Besonders viele Selfies zeigen im Hintergrund Gemälde. Die wenigsten stellen sich vor eine Landschaft, die meisten konkurrieren direkt mit einem anderen Porträt, was die alten Gesichter in Spitzenkragen noch einmal blasser wirken lässt. Kunstgeschichte und Kunstkritik haben schon lange ihre Betrachtung auch auf zeitgenössische Bildmedien ausgedehnt – aber selten sahen Welten so unvereinbar aus, wie auf den vielen Schnappschüssen. Andererseits: Wer heute einer Schulklasse in einem Museumssaal begegnet, versteht, dass sich, wo I-Phone und Samsung draußen bleiben müssen, die Kinder lieber vor dem Eingang an ihre Stromkabel ketten würden. Wer davon ausgeht, dass Kunsttempel niedrigschwellig gebaut sein müssen, der sollte sich fragen, was genau dagegen spricht, im Museum die Kommunikation zu dimmen – wo in ein paar Jahren wahrscheinlich ohnehin die Datenbrille alles dokumentieren wird. Und es käme wohl jetzt schon einer ganzen Generation absurd vor, sich ausgerechnet in der Freizeit vom Datenstrom abzukoppeln, den sie den ganzen Tag bedienen. Warum ausgerechnet im Museum, wo es dort doch angeblich so viel zu sehen und zu diskutieren gibt, das sich ins große Netz einspeisen lässt.

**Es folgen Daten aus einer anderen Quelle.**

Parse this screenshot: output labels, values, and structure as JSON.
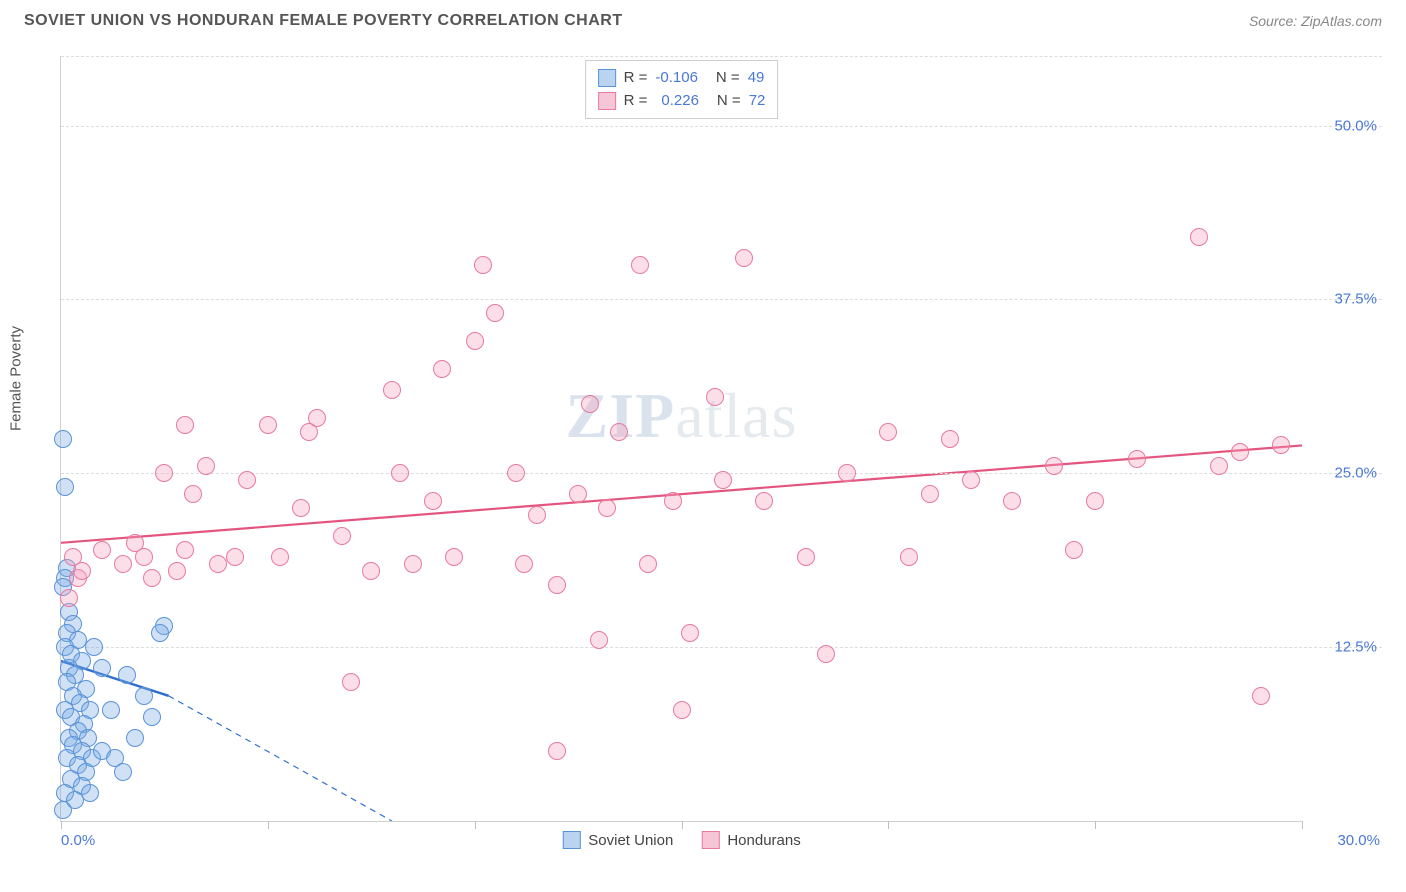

Ohnehin ist es lange her, dass das erste Bild, dem man am Museum begegnete, das Piktogramm mit der durchgestrichenen Kamera war: Die meisten deutschen Häuser gestatten es, dass man in ihren Sammlungen fotografiert, allein in Sonderausstellungen, die ja vor allem Leihgaben zeigen, bleibt es untersagt – oder da, wo Künstler sich sperrig zeigen. Während David Hockney noch vor einigen Jahren im Kölner Museum Ludwig sogar Journalisten komplizierte Verträge unterschreiben ließ, ist die jüngere Generation einladend: Der Brite Phil Collins, der dort jüngst mit Bildschirmen bestückte Wohnwagen aufbaute, wünscht sich sogar, dass möglichst viele Besucher die auch fotografieren und filmen. Grenzen zieht man nur noch, wo die Kunst gefährdet ist – im Münchner Museum Brandhorst herrscht Fotografierverbot, seit jemand beim Fotografieren Katharina Fritschs Warenregal voller Madonnen umschubste.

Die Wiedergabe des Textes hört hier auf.